Nadel & Ciarlo, P.C.

Breach of real estate contract: What comes next?

When real estate changes hands, it goes without saying that there will be a contract in place. This contract is created to protect both parties throughout the process.

While most transactions go off without hitch, there are times when trouble arises. If you're dealing with a breach of a real estate contract, such as if the other party is no longer willing to fulfill their contractual obligations, you need to understand your legal rights.

There are a variety of remedies for breach of contract, many of which will require you to take legal action.

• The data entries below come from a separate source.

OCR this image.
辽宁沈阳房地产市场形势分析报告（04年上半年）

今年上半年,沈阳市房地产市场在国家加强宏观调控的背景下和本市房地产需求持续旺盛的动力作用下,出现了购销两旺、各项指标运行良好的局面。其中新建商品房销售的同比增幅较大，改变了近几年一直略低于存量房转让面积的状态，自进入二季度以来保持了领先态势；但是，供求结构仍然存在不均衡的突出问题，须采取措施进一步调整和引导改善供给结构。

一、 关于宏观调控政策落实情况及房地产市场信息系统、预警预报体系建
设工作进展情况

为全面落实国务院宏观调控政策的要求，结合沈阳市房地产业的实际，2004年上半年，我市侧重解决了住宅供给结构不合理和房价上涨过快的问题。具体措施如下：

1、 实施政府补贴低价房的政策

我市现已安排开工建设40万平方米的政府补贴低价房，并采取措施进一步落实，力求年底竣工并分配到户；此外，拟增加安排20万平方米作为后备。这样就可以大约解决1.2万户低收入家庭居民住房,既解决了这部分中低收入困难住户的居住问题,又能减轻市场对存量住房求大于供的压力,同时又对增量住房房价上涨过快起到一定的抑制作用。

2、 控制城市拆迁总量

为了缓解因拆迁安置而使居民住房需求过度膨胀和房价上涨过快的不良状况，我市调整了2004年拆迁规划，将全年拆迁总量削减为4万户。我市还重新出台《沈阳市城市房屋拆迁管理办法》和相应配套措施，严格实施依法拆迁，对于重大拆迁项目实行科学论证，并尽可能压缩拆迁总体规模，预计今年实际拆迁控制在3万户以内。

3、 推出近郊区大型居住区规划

  • Seeking compensatory damages is the most common financial remedy. In short, when these claims are successful, the person who breached the contract is ordered by the court to pay the other person enough money to get what they expected through other means.
  • Seeking restitution for your investment is also common. This is when the court requires the breaching party to pay back the other party.
  • In some cases, you may have a right to punitive damages. It doesn't typically come into play, but it's a possibility. Punitive damage compensation is paid by the breaching party when a morally reprehensible event occurred.
  • There may also be language regarding liquidated damages in your initial contract. This outlines the damages the individuals agree to pay in the event of a contract breach.

It goes without saying that you never want to find yourself dealing with the breach of a real estate contract. Unfortunately, you never know what the other person will do as your transaction moves forward and inches closer to closing.

If you find yourself in this situation, you should read your contract in great detail. From there, you can make a final decision as to which steps to take to receive the compensation you deserve.